Abstiegskampf-Analyse: Die Rückkehr der magischen 40

In dieser Länderspielpause wird bei vielen Bundesligisten wohl deutlich weniger Ruhe und Gemütlichkeit herrschen. Der Abstiegskampf, schon in der Vergangenheit gerne als neue Meisterschaft tituliert, zieht Fans und die halbe Liga in seinen Bann. Motto: Rette sich, wer kann!

Unter allen Erstliga-Trainern gilt Christian Streich bekanntlich als der Mann, der sich am wenigsten mit Tabellenkonstellationen auseinandersetzt. Von ihm stand der legendäre Satz: „Am besten du machsch de Fernseher aus, schausch de Tabelle nit an, bringt ja alles nix.“ Wer es nicht wie der Freiburger Kultcoach mit dem südbadischen Akzent hält, riskiert in diesen Tagen mal einen Blick auf das Tableau.

Augsburg als heißester Abstiegskandidat

Der Serienmeister aus München hat seine „Verfolger“ RB Leipzig und Borussia Dortmund auf dem Weg zum 5. Titel in Folge mal wieder distanziert. Also weiter zum Abstiegskampf: Darmstadt 98? Als Schlusslicht weg vom Fenster! Ingolstadt ist unter Neu-Trainer Maik Walpurgis zwar konkurrenzfähiger geworden.
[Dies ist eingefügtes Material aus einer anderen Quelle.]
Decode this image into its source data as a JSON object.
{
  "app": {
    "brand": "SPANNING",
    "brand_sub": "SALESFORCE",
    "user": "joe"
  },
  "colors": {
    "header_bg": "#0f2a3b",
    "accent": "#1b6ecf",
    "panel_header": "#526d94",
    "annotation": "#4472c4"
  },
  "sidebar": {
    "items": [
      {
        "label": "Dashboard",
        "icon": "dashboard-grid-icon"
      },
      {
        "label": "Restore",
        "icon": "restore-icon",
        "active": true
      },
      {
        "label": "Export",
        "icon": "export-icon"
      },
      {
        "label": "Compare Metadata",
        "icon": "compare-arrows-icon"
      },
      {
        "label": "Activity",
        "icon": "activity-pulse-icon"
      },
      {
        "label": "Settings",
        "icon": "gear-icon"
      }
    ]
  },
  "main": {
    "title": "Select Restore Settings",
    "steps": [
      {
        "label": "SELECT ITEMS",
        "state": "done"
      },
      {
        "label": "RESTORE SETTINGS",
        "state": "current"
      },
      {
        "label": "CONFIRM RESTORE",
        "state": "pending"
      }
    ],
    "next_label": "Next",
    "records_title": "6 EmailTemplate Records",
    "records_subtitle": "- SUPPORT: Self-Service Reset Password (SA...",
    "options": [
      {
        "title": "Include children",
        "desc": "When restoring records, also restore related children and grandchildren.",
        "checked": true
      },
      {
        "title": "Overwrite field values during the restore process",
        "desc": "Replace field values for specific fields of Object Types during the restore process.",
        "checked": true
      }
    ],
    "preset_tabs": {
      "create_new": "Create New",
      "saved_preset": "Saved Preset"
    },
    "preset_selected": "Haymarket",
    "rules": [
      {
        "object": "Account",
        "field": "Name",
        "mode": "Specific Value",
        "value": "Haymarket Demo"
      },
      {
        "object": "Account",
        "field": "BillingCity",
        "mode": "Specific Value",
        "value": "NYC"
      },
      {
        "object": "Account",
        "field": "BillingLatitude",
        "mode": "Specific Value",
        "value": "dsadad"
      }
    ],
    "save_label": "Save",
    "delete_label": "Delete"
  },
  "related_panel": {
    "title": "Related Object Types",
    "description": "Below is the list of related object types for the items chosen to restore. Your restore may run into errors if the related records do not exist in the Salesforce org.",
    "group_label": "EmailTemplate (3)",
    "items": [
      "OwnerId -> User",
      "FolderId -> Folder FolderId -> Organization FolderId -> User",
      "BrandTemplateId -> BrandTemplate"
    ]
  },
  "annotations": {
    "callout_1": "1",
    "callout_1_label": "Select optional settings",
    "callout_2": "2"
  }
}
Doch der Rucksack – unter Vorgänger Markus Kauczinski holte der FCI nur zwei Punkte aus den ersten zehn Partien – der Hinrunde wiegt zu schwer.

Abstiegswetten auf Darmstadt und Ingolstadt lohnen sich 9 Spieltage vor dem Saisonende nicht mehr. Starke Quoten winken im fesselnden Rennen um den Relegationsplatz 16, wo der Hamburger SV mit 27 Punkte steht. Davor marschiert mit dem VfL Wolfsburg, dem FC Augsburg, Werder Bremen und dem FSV Mainz 05 ein punktgleiches Quartett – selbst das Torverhältnis unterscheidet sich nicht groß. Unsere Buchmacher sehen in Augsburg (Quote 3,00) aktuell das schwächste Glied dieser Kette.

Ein gesichertes Mittelfeld gibt es nicht

Die Bremer sind das Musterbeispiel dafür, wie verrückt und ausgeglichen es in diesem Jahr im unteren Drittel zugeht. Wenn ein Team vier seiner letzten fünf Spiele gewinnt, sollte es eigentlich auf dem Weg in das gesicherte Mittelfeld der Tabelle sein. Doch die Grün-Weißen weisen ebenso nur zwei Zähler Vorsprung auf Rang 16 auf wie die drei Konkurrenten.

Diese Entwicklung deutet klar daraufhin, dass ein Verein für den sicheren Klassenerhalt erstmals seit Jahren wieder die Marke von 40 Punkten knacken muss. Selbst für Borussia Mönchengladbach – jeweils fünf Zähler von den Europapokalplätzen und der Relegation entfernt – kann es ganz schnell in beide Richtungen gehen. Mutige Wettfans, die sich bei der Abstiegswette (Wer kommt unter die letzten drei Mannschaften?) an die Fohlen herantrauen, erhalten da für 1 Euro Einsatz bereits 25 zurück.